# Examining Compiler Output 1

2017-11-30In this post I present a short comparison between the machine code generated by Clang 5.0.0 for two different for loops.

## Sum up to N

The first function sums from 1 to N and returns the result.

### C++

```
int sumUpTo(int n) {
int x = 0;
for (int i = 1; i <= n; i++) {
x += i;
}
return x;
}
```

### Output

```
sumUpTo(int):
test edi, edi
jle .LBB0_1
lea eax, [rdi - 1]
lea ecx, [rdi - 2]
imul rcx, rax
shr rcx
lea eax, [rcx + 2*rdi - 1]
ret
.LBB0_1:
xor eax, eax
ret
```

As you can see, Clang used a closed formula to evaluate the expression!

### What should it be

```
(1 + n)(n) / 2
= (n^2 + n) / 2
```

### What Clang does

```
(n - 1)(n - 2) / 2 + (2n - 1)
= (n^2 - 3n + 2) / 2 + (4n - 2) / 2
= (n^2 + n) / 2
```

It is important to note that the reason why a compiler would rather evaluate this convoluted expression is that it will not overflow like the first expression would.

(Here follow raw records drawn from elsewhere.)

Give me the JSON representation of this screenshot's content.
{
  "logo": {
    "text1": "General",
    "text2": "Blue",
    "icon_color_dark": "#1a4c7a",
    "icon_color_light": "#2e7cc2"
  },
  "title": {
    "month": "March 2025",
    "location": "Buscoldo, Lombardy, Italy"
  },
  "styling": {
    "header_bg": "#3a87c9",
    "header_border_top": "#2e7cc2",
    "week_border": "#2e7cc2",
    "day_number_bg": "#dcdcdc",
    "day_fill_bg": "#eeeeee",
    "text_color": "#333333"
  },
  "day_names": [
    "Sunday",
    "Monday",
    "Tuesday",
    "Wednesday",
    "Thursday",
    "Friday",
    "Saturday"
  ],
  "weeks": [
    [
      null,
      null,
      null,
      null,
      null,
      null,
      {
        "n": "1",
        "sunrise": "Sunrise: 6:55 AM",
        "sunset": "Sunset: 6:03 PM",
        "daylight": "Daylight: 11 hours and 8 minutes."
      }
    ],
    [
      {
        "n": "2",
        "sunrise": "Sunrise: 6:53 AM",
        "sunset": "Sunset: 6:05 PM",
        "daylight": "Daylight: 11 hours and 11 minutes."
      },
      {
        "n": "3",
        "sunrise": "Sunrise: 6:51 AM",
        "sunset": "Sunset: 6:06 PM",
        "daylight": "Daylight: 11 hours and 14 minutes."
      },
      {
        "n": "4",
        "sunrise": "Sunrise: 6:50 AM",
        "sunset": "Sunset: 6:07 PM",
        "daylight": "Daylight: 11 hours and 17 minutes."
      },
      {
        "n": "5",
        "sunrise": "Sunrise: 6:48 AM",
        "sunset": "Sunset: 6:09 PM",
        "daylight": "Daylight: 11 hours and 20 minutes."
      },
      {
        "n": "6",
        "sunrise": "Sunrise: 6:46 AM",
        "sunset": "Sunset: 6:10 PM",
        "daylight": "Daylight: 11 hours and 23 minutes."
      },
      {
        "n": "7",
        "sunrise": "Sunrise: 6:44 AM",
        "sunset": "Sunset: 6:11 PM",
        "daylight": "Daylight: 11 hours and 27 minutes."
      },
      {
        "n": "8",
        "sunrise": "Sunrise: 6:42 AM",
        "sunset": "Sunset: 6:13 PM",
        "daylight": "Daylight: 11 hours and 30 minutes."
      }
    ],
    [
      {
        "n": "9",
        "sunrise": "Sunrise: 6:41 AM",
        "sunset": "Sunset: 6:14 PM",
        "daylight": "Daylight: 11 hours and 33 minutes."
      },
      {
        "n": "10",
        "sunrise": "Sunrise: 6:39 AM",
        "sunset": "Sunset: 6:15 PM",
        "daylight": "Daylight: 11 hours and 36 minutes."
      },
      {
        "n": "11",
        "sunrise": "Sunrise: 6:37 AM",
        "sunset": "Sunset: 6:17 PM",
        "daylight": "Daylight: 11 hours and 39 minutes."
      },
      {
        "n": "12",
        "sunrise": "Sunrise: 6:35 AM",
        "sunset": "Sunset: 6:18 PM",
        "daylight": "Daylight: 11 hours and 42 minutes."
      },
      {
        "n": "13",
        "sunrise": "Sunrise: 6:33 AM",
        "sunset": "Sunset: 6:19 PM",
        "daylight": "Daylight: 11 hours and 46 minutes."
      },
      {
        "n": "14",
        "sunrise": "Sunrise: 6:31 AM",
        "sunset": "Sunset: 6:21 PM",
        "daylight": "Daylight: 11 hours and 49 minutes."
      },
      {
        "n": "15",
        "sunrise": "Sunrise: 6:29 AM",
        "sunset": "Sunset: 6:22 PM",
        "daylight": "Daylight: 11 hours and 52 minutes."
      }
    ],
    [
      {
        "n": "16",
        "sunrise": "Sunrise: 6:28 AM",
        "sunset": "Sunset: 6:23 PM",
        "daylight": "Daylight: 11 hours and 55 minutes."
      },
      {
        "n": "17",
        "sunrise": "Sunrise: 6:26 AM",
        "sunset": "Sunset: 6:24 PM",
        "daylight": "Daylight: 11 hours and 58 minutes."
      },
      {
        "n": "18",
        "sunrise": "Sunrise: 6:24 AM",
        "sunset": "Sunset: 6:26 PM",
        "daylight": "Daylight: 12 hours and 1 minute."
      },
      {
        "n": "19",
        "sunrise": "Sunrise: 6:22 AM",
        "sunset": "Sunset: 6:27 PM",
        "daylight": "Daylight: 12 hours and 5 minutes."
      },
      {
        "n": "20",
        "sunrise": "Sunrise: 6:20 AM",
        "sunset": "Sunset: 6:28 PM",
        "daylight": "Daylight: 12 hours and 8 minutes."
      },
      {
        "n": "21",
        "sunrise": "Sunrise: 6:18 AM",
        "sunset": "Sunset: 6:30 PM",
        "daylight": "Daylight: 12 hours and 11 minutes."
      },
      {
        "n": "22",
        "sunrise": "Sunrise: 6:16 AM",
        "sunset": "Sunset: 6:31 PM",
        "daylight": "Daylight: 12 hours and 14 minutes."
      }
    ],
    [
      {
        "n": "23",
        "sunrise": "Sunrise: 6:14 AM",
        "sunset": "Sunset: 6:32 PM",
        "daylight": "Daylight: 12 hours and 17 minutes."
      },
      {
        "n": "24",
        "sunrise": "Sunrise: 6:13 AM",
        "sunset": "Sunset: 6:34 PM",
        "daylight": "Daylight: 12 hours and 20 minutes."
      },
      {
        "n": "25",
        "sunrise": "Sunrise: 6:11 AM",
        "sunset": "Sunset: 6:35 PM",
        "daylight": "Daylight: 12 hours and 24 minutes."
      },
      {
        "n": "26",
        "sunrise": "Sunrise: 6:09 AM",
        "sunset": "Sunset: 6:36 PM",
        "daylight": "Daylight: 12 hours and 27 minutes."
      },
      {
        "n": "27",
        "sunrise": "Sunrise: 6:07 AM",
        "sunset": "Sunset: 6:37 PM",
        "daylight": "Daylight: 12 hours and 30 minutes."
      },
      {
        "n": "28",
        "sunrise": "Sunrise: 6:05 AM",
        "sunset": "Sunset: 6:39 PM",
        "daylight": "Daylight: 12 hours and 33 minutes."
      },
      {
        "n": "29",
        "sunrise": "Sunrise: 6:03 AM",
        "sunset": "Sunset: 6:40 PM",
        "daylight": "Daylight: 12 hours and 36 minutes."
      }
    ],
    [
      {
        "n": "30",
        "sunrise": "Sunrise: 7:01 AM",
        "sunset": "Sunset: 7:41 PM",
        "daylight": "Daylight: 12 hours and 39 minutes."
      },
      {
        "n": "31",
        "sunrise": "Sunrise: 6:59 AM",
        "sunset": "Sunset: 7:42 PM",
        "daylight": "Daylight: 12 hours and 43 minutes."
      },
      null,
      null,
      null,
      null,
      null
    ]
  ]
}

## Sum up to N multiplying by 2

### C++

```
int sumTwiceUpTo(int n) {
int x = 0;
for (int i = 1; i <= n; i++) {
x += 2 * i;
}
return x;
}
```

### Output

```
sumTwiceUpTo(int):
test edi, edi
jle .LBB1_1
lea eax, [rdi - 1]
lea ecx, [rdi - 2]
imul ecx, eax
and ecx, -2
lea eax, [rcx + 4*rdi - 2]
ret
.LBB1_1:
xor eax, eax
ret
```

### What is is

```
(1 + n)(n)
= (n^2 + n)
```

### What Clang does

```
((n - 1)(n - 2) & 111...0) + 4n - 2
= (n - 1)(n - 2) + 4n - 2
= n^2 + n
```

Again, a closed formula!

It is interesting to note that the and is completely useless here: it is forcing the product (which is always even) into a even number. Also, it requires the multiplication result to be evaluated, so it could add measurable delay.